Cependant, un réseau ne se limite pas à sa connectivité. Il faut aussi que le matériel, en particulier dans les bureaux distants, soit configuré pour une haute disponibilité. Les routeurs ont cette capacité depuis des décennies, car ils s’appuient sur des protocoles tels que VRRP (protocole de redondance de routeur virtuel) ou HSRP (protocole permettant une continuité de service). Mais cela suppose l'achat de deux routeurs identiques, le second étant le soutien du premier. Cette approche nécessite également que chaque ensemble de routeurs soit configuré manuellement, puis que les configurations demeurent inchangées. De plus, les services WAN doivent être redondants, afin de garantir une prise de relai en cas d'incident, ce qui nécessite plusieurs adresses IP de chaque fournisseur pour les routeurs actifs et de soutien. La complexité et le coût induits par cette approche ont par conséquent rebuté la plupart des organisations. Une approche plus optimale consisterait donc à appliquer les enseignements tirés de l'industrie informatique, dans lesquels les agrégats – ou groupes de ressources – peuvent être déployés en haute disponibilité. Autres bénéfices : l’ampleur du déploiement est plus importante, la performance améliorée et la gestion simplifiée. Si le réseau se transforme en un logiciel fonctionnant sur des plateformes de calculs standards, l'industrie peut alors appliquer les mêmes options de haute disponibilité que leurs serveurs. Une solution SD-WAN de pointe devrait permettre de configurer des agrégats redondants, tous actifs, sans pour autant avoir besoin des répétitions du WAN et des adresses IP. Un SD-WAN hautement disponible peut donc fournir 99,999% de disponibilité pour les infrastructures et les services des bureaux distants.

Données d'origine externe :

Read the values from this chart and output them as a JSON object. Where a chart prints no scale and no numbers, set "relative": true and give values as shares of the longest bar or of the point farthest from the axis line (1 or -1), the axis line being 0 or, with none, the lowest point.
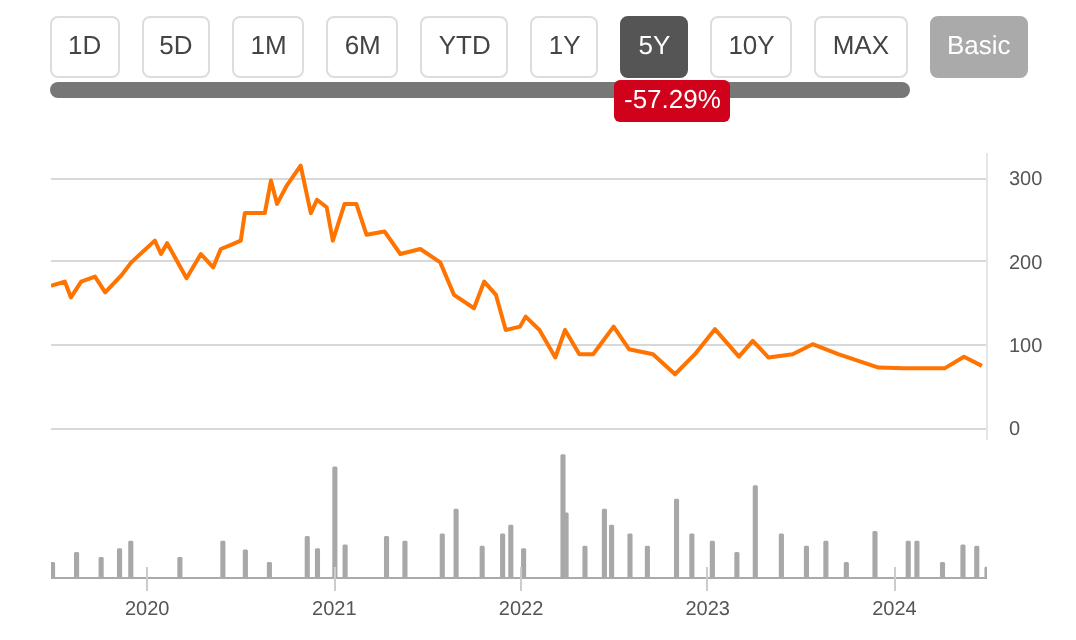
{
  "chart_data": [
    {
      "type": "line",
      "annotations": [
        "1D",
        "5D",
        "1M",
        "6M",
        "YTD",
        "1Y",
        "5Y",
        "10Y",
        "MAX",
        "Basic",
        "-57.29%"
      ],
      "x": [
        "2019-06-27",
        "2019-07-24",
        "2019-08-05",
        "2019-08-25",
        "2019-09-21",
        "2019-10-11",
        "2019-11-11",
        "2019-12-01",
        "2020-01-16",
        "2020-01-28",
        "2020-02-09",
        "2020-03-18",
        "2020-04-15",
        "2020-05-09",
        "2020-05-24",
        "2020-06-13",
        "2020-07-02",
        "2020-07-10",
        "2020-08-18",
        "2020-08-30",
        "2020-09-11",
        "2020-09-30",
        "2020-10-27",
        "2020-11-16",
        "2020-11-28",
        "2020-12-17",
        "2020-12-29",
        "2021-01-21",
        "2021-02-13",
        "2021-03-05",
        "2021-04-09",
        "2021-05-10",
        "2021-06-18",
        "2021-07-27",
        "2021-08-23",
        "2021-10-01",
        "2021-10-21",
        "2021-11-13",
        "2021-12-02",
        "2021-12-30",
        "2022-01-10",
        "2022-02-06",
        "2022-03-09",
        "2022-03-28",
        "2022-04-25",
        "2022-05-22",
        "2022-07-01",
        "2022-07-31",
        "2022-09-16",
        "2022-10-29",
        "2022-12-07",
        "2023-01-15",
        "2023-03-03",
        "2023-03-30",
        "2023-04-30",
        "2023-06-16",
        "2023-07-25",
        "2023-09-13",
        "2023-12-01",
        "2024-01-20",
        "2024-04-08",
        "2024-05-16",
        "2024-06-20"
      ],
      "series": [
        {
          "color": "#ff7300",
          "values": [
            171,
            176,
            157,
            176,
            182,
            163,
            183,
            199,
            225,
            209,
            222,
            180,
            209,
            193,
            215,
            220,
            225,
            258,
            258,
            297,
            269,
            291,
            315,
            258,
            274,
            265,
            225,
            269,
            269,
            232,
            236,
            209,
            215,
            199,
            160,
            144,
            176,
            160,
            118,
            122,
            134,
            118,
            85,
            118,
            89,
            89,
            122,
            95,
            89,
            65,
            89,
            119,
            86,
            105,
            85,
            89,
            101,
            89,
            73,
            72,
            72,
            86,
            75
          ]
        }
      ],
      "xlim": [
        "2019-06-27",
        "2024-06-30"
      ],
      "ylim": [
        -15,
        330
      ],
      "yticks": [
        0,
        100,
        200,
        300
      ],
      "grid": "y",
      "tick_labels": "y",
      "line_style": "solid"
    },
    {
      "type": "bar",
      "relative": true,
      "tick_labels": "x",
      "xlim": [
        "2019-06-27",
        "2024-06-30"
      ],
      "xticks": [
        "2020",
        "2021",
        "2022",
        "2023",
        "2024"
      ],
      "x": [
        "2019-06-30",
        "2019-08-16",
        "2019-10-03",
        "2019-11-08",
        "2019-11-30",
        "2020-03-05",
        "2020-05-28",
        "2020-07-11",
        "2020-08-27",
        "2020-11-09",
        "2020-11-29",
        "2021-01-02",
        "2021-01-22",
        "2021-04-13",
        "2021-05-19",
        "2021-07-31",
        "2021-08-27",
        "2021-10-17",
        "2021-11-26",
        "2021-12-12",
        "2022-01-06",
        "2022-03-24",
        "2022-03-30",
        "2022-05-06",
        "2022-06-13",
        "2022-06-27",
        "2022-08-02",
        "2022-09-05",
        "2022-11-01",
        "2022-12-01",
        "2023-01-10",
        "2023-02-27",
        "2023-04-04",
        "2023-05-25",
        "2023-07-13",
        "2023-08-20",
        "2023-09-29",
        "2023-11-24",
        "2024-01-28",
        "2024-02-14",
        "2024-04-04",
        "2024-05-14",
        "2024-06-10",
        "2024-06-30"
      ],
      "series": [
        {
          "color": "#a8a8a8",
          "values": [
            0.13,
            0.21,
            0.17,
            0.24,
            0.3,
            0.17,
            0.3,
            0.23,
            0.13,
            0.34,
            0.24,
            0.9,
            0.27,
            0.34,
            0.3,
            0.36,
            0.56,
            0.26,
            0.36,
            0.43,
            0.24,
            1.0,
            0.53,
            0.26,
            0.56,
            0.43,
            0.36,
            0.26,
            0.64,
            0.36,
            0.3,
            0.21,
            0.75,
            0.36,
            0.26,
            0.3,
            0.13,
            0.38,
            0.3,
            0.3,
            0.13,
            0.27,
            0.26,
            0.09
          ]
        }
      ]
    }
  ]
}
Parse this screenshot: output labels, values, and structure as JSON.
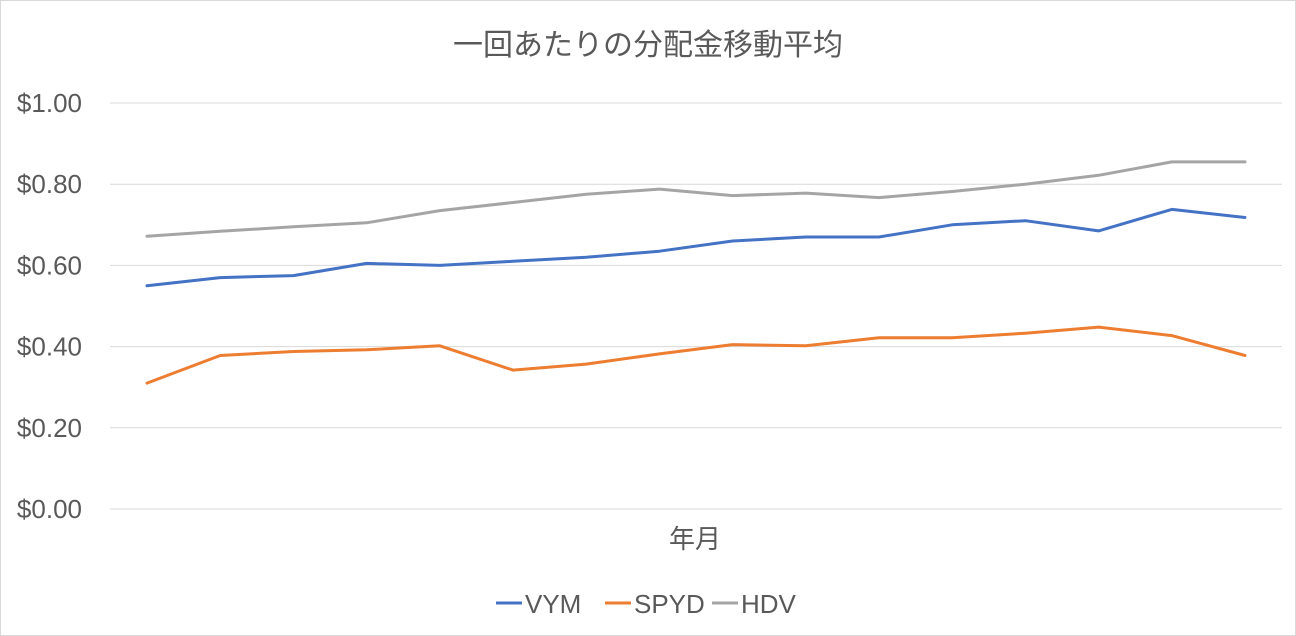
{
  "chart_data": {
    "type": "line",
    "title": "一回あたりの分配金移動平均",
    "xlabel": "年月",
    "ylabel": "",
    "ylim": [
      0,
      1.0
    ],
    "yticks": [
      "$0.00",
      "$0.20",
      "$0.40",
      "$0.60",
      "$0.80",
      "$1.00"
    ],
    "ytick_values": [
      0,
      0.2,
      0.4,
      0.6,
      0.8,
      1.0
    ],
    "grid": true,
    "legend_position": "bottom",
    "point_count": 16,
    "series": [
      {
        "name": "VYM",
        "color": "#4472C4",
        "values": [
          0.55,
          0.57,
          0.575,
          0.605,
          0.6,
          0.61,
          0.62,
          0.635,
          0.66,
          0.67,
          0.67,
          0.7,
          0.71,
          0.685,
          0.738,
          0.718
        ]
      },
      {
        "name": "SPYD",
        "color": "#ED7D31",
        "values": [
          0.31,
          0.378,
          0.388,
          0.392,
          0.402,
          0.342,
          0.357,
          0.382,
          0.405,
          0.402,
          0.422,
          0.422,
          0.433,
          0.448,
          0.427,
          0.378
        ]
      },
      {
        "name": "HDV",
        "color": "#A5A5A5",
        "values": [
          0.672,
          0.684,
          0.695,
          0.705,
          0.735,
          0.755,
          0.775,
          0.788,
          0.772,
          0.778,
          0.767,
          0.782,
          0.8,
          0.822,
          0.855,
          0.855
        ]
      }
    ]
  }
}
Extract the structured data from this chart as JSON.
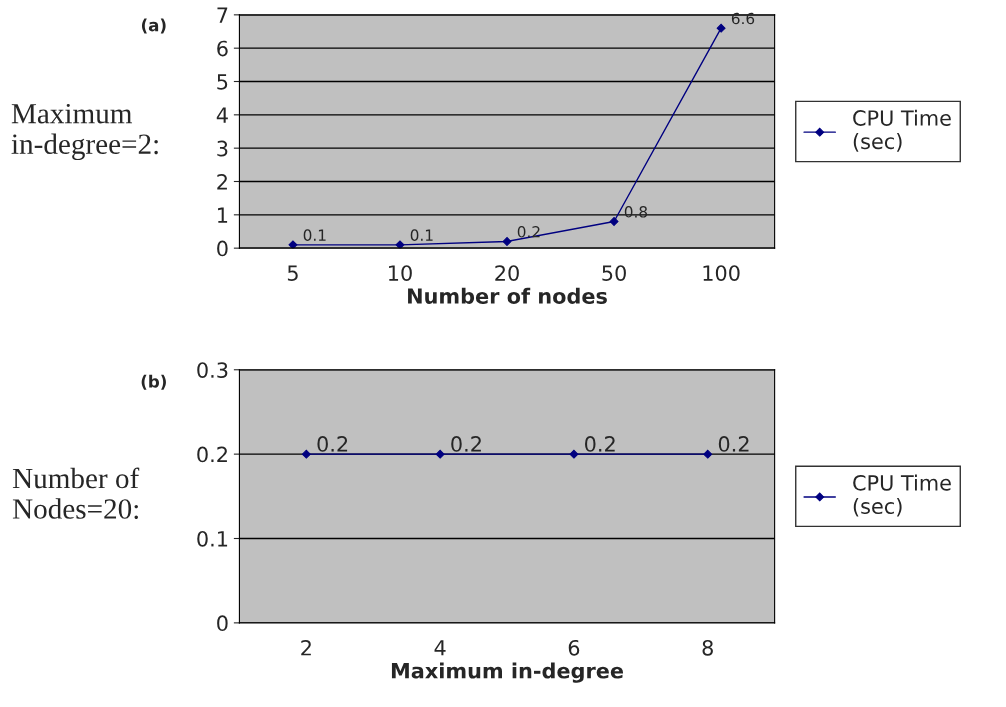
{
  "chart_data": [
    {
      "type": "line",
      "categories": [
        "5",
        "10",
        "20",
        "50",
        "100"
      ],
      "series": [
        {
          "name": "CPU Time\n(sec)",
          "color": "#000080",
          "values": [
            0.1,
            0.1,
            0.2,
            0.8,
            6.6
          ]
        }
      ],
      "ylim": [
        0,
        7
      ],
      "yticks": [
        0,
        1,
        2,
        3,
        4,
        5,
        6,
        7
      ],
      "xlabel": "Number of nodes",
      "ylabel": "Maximum\nin-degree=2:",
      "annotations": [
        "(a)"
      ],
      "data_labels": true,
      "grid": "y",
      "legend": "right",
      "marker": "diamond",
      "line_style": "solid"
    },
    {
      "type": "line",
      "categories": [
        "2",
        "4",
        "6",
        "8"
      ],
      "series": [
        {
          "name": "CPU Time\n(sec)",
          "color": "#000080",
          "values": [
            0.2,
            0.2,
            0.2,
            0.2
          ]
        }
      ],
      "ylim": [
        0,
        0.3
      ],
      "yticks": [
        0,
        0.1,
        0.2,
        0.3
      ],
      "xlabel": "Maximum in-degree",
      "ylabel": "Number of\nNodes=20:",
      "annotations": [
        "(b)"
      ],
      "data_labels": true,
      "grid": "y",
      "legend": "right",
      "marker": "diamond",
      "line_style": "solid"
    }
  ]
}
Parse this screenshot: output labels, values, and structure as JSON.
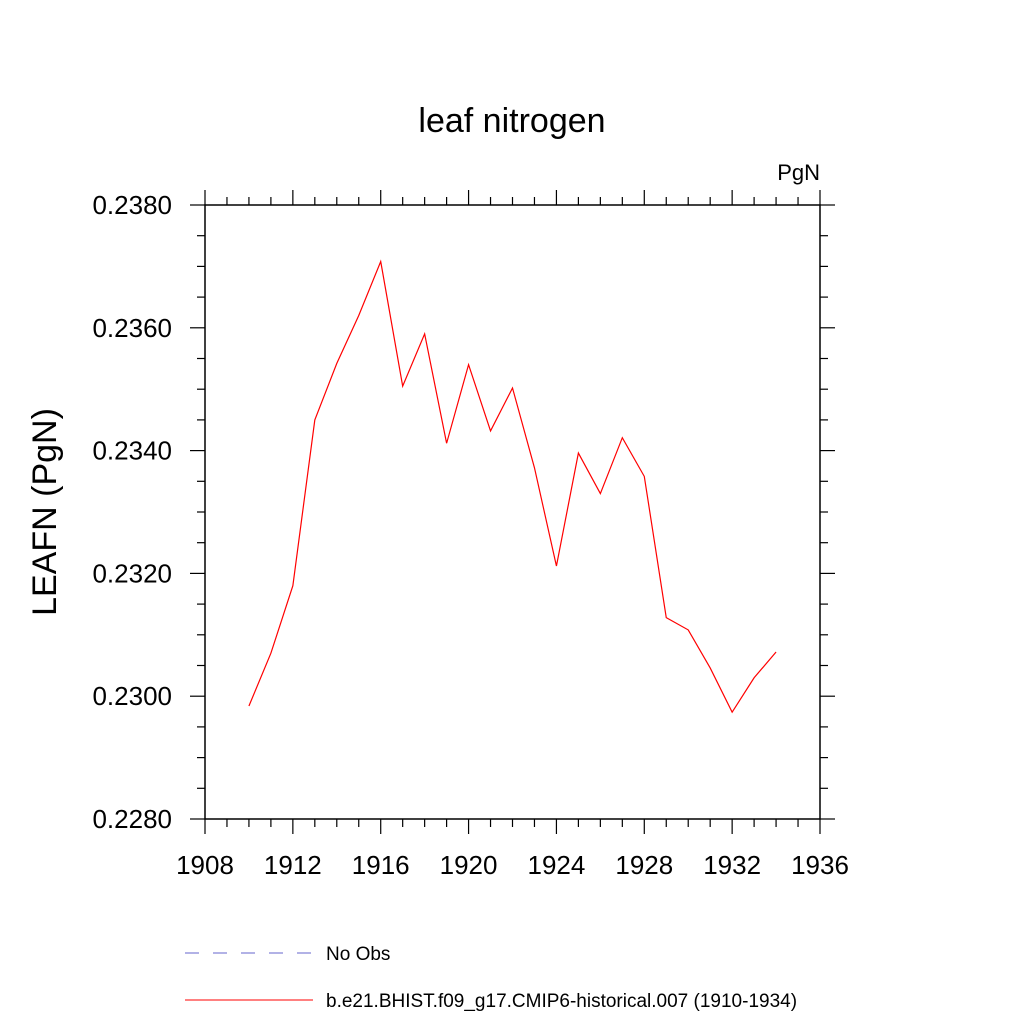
{
  "chart_data": {
    "type": "line",
    "title": "leaf nitrogen",
    "units": "PgN",
    "ylabel": "LEAFN  (PgN)",
    "xlabel": "",
    "xlim": [
      1908,
      1936
    ],
    "ylim": [
      0.228,
      0.238
    ],
    "x_ticks": [
      "1908",
      "1912",
      "1916",
      "1920",
      "1924",
      "1928",
      "1932",
      "1936"
    ],
    "y_ticks": [
      "0.2280",
      "0.2300",
      "0.2320",
      "0.2340",
      "0.2360",
      "0.2380"
    ],
    "grid": false,
    "legend_position": "bottom",
    "series": [
      {
        "name": "b.e21.BHIST.f09_g17.CMIP6-historical.007 (1910-1934)",
        "color": "#ff0000",
        "style": "solid",
        "x": [
          1910,
          1911,
          1912,
          1913,
          1914,
          1915,
          1916,
          1917,
          1918,
          1919,
          1920,
          1921,
          1922,
          1923,
          1924,
          1925,
          1926,
          1927,
          1928,
          1929,
          1930,
          1931,
          1932,
          1933,
          1934
        ],
        "values": [
          0.22984,
          0.2307,
          0.2318,
          0.2345,
          0.23542,
          0.2362,
          0.23708,
          0.23505,
          0.2359,
          0.23412,
          0.2354,
          0.23432,
          0.23502,
          0.23372,
          0.23212,
          0.23396,
          0.2333,
          0.23421,
          0.23358,
          0.23128,
          0.23108,
          0.23046,
          0.22974,
          0.2303,
          0.23072
        ]
      }
    ],
    "legend": [
      {
        "label": "No Obs",
        "color": "#6666cc",
        "style": "dashed"
      },
      {
        "label": "b.e21.BHIST.f09_g17.CMIP6-historical.007 (1910-1934)",
        "color": "#ff0000",
        "style": "solid"
      }
    ]
  }
}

En outre, de nombreuses entreprises tentent de limiter la quantité d'infrastructure sur sites, en particulier dans les bureaux distants disposant de peu d’espace. C’est pourquoi la création d’un groupe de serveurs n’est pas idéal. Pour ces entreprises, le modèle « cloud-first » permettant de tirer parti du cloud est néanmoins en train d'émerger. Ce dernier offre en effet aux entreprises la haute disponibilité requise sans investissement, grâce à des conteneurs gérés via le cloud. Ce modèle élimine ainsi le besoin d'infrastructures de calculs et de stockage sur site pour gérer un réseau SD-WAN.

De plus en plus d'organisations adoptent un modèle « cloud-first ». Auparavant ressource clé, le réseau est devenu un atout stratégique qui, lié au cloud avec l’architecture adéquate, permet d’accroitre l’activité commerciale. Avec la digitalisation croissante, une haute disponibilité n'est donc plus optionnelle, toutes les organisations doivent l’intégrer à leur stratégie de transformation numérique.